Interesting People mailing list archives

IP: Re: the Net needs to be public safety friendly, now


From: David Farber <dave () farber net>
Date: Mon, 17 Sep 2001 09:45:32 -0400


Date: Mon, 17 Sep 2001 09:24:51 -0400
To: "Joseph C. Pistritto" <jcp () jcphome com>, farber () cis upenn edu
From: "A. Brinton Cooper" <abc () ieee org>

Certainly the openness of American society provides many opportunistic resources which terrorists can use to attack our citizens and our institutions. These include the Internet, the public switched telephone network, and the public transportation system. Many proposals will be forthcoming this week to deny or make difficult access to such resources. In every case, limited success will be achieved but perhaps at a great loss to the American people.

For example, airport security is less even than is promised, but there is little evidence that anything short of an item-by-item search of every carry-on item and a close, personal search of every passenger would have turned up the apparent weapons used in at least some of the hijackings. Box cutters have a very small metallic blade secured by a small screw (4-40 or 6-32, perhaps). Often, the body is non-metallic. I have two that are plastic. It is widely known that there is a lower bound on the size of an object that a magnetometer can detect. So, better terminal procedures and equipment may not have prevented the tragedy.

Similarly, there doesn't seem to be any advantage to be gained by prohibiting the unrestrained, public use of encryption. It is argued that the authorities would be able to detect communications that support planned terrorist activity. Yet, it is widely reported that the U.S. was completely blindsided and had no advance warning of the attack. Were there any traffic, especially with an overseas connection, the NSA should have gotten wind of something. Yet, even though Osama uses a non-secure phone via INMARSAT, nothing about Sep 11 was heard in advance.

Encrypted messages can be sent from pay phones, from stolen (then quickly discarded) cell phones, and from Internet connections in public libraries via portals such as Yahoo. Prohibiting the use of public encryption on the Internet will do little to slow the movement of terrorist traffic.
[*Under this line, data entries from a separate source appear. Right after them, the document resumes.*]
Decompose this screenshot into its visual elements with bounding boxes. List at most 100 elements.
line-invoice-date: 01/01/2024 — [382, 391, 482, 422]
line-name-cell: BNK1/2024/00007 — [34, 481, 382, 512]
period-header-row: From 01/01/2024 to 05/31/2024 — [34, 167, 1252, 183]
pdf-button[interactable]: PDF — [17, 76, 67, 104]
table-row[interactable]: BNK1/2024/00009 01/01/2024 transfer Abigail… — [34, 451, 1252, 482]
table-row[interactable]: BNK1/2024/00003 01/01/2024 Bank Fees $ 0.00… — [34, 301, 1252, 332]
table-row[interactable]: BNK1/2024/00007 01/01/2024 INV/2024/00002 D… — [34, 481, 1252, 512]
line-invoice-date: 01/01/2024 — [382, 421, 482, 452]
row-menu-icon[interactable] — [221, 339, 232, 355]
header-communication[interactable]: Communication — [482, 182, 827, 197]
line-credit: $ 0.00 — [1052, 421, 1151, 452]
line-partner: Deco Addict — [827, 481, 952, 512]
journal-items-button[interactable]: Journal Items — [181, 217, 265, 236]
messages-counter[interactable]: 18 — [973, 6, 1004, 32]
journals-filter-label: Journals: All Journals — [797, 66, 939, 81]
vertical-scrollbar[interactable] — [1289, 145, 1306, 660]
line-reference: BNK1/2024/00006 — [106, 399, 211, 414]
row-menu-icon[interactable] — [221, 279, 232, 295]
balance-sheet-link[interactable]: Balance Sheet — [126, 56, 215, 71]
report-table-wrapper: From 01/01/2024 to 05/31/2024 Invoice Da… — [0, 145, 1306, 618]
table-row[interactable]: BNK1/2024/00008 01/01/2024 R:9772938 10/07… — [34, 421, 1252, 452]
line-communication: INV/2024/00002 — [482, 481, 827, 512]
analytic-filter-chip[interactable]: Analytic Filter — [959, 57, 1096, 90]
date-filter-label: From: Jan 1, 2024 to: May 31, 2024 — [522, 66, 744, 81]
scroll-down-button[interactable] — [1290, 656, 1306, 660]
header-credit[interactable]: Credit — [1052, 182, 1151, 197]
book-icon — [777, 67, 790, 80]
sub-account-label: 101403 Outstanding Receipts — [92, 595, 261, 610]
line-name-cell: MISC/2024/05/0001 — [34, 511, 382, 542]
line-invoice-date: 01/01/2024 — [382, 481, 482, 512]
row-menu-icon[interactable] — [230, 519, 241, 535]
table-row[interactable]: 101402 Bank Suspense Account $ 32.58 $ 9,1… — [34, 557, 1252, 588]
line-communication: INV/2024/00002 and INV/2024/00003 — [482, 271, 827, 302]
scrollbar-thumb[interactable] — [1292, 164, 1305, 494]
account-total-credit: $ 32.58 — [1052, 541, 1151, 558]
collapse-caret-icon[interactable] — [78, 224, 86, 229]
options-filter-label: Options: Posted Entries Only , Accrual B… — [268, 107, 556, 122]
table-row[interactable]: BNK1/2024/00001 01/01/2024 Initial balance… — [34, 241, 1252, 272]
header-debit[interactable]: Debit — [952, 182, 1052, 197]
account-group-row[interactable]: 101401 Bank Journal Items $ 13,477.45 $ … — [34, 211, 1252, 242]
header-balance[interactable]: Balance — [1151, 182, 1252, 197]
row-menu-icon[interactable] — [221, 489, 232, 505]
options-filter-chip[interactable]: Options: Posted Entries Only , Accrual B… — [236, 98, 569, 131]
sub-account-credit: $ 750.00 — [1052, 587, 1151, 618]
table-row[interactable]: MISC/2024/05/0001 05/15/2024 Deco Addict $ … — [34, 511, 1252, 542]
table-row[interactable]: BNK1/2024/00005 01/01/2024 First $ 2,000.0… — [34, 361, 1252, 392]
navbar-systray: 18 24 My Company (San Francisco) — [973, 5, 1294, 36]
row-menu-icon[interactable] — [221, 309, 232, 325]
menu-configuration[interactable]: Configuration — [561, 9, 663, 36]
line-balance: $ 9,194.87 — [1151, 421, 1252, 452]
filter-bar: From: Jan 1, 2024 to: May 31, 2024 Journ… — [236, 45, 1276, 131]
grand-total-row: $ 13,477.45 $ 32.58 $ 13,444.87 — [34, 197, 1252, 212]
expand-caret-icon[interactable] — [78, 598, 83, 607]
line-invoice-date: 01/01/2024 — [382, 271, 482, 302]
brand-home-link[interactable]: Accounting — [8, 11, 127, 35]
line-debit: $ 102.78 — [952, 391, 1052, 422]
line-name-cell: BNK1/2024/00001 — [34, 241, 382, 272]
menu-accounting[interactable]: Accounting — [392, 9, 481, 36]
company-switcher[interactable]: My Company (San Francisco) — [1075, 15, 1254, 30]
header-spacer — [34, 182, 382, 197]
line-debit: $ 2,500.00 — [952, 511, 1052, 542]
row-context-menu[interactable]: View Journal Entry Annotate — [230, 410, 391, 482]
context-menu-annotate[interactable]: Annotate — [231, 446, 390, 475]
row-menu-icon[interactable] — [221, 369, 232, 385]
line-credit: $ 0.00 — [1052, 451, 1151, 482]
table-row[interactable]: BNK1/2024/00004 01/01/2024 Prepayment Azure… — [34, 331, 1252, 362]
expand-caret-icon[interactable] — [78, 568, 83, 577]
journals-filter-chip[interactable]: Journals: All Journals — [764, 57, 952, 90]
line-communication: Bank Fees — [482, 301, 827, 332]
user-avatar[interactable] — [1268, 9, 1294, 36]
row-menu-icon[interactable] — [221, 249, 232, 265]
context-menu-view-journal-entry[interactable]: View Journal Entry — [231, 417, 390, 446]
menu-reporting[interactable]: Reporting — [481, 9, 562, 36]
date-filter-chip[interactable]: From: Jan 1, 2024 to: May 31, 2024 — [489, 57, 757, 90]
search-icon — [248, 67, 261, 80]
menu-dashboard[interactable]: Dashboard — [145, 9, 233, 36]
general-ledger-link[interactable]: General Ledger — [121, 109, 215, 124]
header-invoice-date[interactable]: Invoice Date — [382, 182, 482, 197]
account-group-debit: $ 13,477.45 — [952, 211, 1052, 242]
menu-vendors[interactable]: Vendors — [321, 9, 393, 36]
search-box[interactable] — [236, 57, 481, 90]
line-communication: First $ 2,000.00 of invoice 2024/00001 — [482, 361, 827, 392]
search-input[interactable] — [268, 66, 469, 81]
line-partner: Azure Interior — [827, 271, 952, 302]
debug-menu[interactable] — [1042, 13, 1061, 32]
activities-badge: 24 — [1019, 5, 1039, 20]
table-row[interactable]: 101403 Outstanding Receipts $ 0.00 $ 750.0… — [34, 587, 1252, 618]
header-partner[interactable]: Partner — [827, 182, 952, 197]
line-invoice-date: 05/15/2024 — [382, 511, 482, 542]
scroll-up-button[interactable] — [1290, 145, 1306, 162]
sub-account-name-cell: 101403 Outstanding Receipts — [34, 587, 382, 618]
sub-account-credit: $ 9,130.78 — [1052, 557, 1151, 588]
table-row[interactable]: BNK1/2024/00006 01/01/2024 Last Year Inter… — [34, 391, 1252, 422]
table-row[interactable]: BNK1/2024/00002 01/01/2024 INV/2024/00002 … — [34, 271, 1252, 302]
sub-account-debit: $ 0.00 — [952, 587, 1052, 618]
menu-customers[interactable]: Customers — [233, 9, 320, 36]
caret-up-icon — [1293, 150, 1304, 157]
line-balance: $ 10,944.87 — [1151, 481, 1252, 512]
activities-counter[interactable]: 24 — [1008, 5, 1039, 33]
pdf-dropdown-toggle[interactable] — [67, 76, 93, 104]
As heinous as were the multiple attacks on our people and institutions, they also represented an attack on something more fundamental: our life under Constitutional government in the United States of America. Our soldiers (and civil servants) take an oath to uphold and preserve the Constitution of the United States of America -- not the country but its Constitution. Is not the President charged to "preserve, protect, and defend" the Constitution? Many have argued that the right to privacy is absolute, if implied, under the Constitution. If fundamental changes are made to our Constitutionally conferred rights, what will we be protecting?

Finally (for now), let us remember that, until September 11, 2001, the most serious threat posed by eavesdropping on the Internet (and elsewhere) was that done by Government. It was so and could be so again. Restrictions once implemented "...at least for a time..." will be difficult to repeal. If the dictum, "...the pen is mightier than the sword..." means anything, it means that the right to secure, private communications (which are so necessary to protect all our other rights) is at least as fundamental a right as the personal possession of firearms for protection of family and self.